Organizations that invest in building this internal capability will have an advantage. Buying AI tools for an L&D team is table stakes. The leverage is in the specification-verification fluency that makes those tools productive — the ability to write clear build instructions and evaluate outputs against evidence until the product meets a standard. Teams that develop this fluency will produce learning programs at a pace and cost their competitors cannot match. The 85% of employers who plan to prioritize workforce upskilling by 2030 will need to decide whether that upskilling happens through traditional development timelines or through the kind of AI augmented workflow this project demonstrates. The program is live. You can explore it at ai-literacy.ritchot.me. Over the coming weeks, I will be publishing follow-up posts that walk through the portfolio documentation behind the program: the needs analysis and research grounding, the evaluation framework, the program design artifacts, and the project management records. Each post will stand on its own as a discussion of what careful L&D development looks like in that particular discipline, with the supporting documents available for anyone who wants to see the full scope of what went into this. The question I keep sitting with is whether the field will develop its own fluency fast enough to shape what that change looks like — or whether it will be shaped by people who understand the technology but not the discipline.

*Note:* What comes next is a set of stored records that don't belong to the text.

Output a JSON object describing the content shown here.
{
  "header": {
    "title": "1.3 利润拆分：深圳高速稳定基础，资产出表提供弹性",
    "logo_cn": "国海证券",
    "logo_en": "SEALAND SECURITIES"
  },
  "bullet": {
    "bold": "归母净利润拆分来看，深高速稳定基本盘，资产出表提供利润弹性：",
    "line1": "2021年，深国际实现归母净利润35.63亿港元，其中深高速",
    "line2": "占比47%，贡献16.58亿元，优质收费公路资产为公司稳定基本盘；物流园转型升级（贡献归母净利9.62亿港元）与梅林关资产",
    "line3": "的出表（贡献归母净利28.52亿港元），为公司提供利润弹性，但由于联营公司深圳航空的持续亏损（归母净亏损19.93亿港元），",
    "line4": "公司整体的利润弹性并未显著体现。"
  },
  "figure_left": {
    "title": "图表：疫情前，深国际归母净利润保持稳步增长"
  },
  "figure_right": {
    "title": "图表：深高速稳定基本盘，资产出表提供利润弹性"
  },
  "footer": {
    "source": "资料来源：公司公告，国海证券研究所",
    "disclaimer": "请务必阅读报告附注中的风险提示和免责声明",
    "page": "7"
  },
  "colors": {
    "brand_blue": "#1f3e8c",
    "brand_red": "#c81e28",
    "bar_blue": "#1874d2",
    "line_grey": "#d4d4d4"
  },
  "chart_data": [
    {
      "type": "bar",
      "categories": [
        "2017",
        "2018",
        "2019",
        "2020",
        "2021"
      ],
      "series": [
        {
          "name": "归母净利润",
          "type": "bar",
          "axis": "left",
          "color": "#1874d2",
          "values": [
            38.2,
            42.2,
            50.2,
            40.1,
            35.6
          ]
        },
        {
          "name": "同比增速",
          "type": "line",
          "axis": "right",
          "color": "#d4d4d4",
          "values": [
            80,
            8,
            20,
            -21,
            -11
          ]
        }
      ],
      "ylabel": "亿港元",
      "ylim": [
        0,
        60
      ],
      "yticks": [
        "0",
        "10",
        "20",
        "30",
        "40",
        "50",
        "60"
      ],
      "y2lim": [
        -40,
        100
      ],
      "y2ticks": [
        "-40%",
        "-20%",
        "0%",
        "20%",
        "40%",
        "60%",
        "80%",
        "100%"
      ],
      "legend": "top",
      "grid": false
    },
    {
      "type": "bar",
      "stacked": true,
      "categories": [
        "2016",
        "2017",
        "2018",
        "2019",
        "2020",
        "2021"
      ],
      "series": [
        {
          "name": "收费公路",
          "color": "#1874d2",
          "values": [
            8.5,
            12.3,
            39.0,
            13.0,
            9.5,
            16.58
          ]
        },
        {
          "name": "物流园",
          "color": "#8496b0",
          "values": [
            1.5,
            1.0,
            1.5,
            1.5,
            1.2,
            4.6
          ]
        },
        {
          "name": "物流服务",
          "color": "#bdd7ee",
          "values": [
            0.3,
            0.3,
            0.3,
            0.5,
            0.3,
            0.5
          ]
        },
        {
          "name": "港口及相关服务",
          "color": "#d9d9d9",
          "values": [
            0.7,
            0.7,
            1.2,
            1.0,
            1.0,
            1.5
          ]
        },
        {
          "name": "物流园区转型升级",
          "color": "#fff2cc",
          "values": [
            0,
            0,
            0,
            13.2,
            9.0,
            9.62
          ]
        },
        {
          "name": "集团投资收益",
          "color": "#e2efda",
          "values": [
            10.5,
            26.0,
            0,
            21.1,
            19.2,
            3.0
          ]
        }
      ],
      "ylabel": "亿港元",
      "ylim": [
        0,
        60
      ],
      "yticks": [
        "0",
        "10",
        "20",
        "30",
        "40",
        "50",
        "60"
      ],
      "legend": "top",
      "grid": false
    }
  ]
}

If you want to chat, shoot me an email. If you would like to get updates, subscribe to my blog via email or RSS feed. You can also follow me at LinkedIn, and X.

  1. John Romero has described the early id team as a "hive mind" — no manager, each person owning a specific domain, everyone technically deep enough to self-direct. David Kushner's Masters of Doom is the definitive account of those years and is worth reading for anyone interested in what small, technically obsessive teams can produce when the constraints are self-imposed rather than organizational.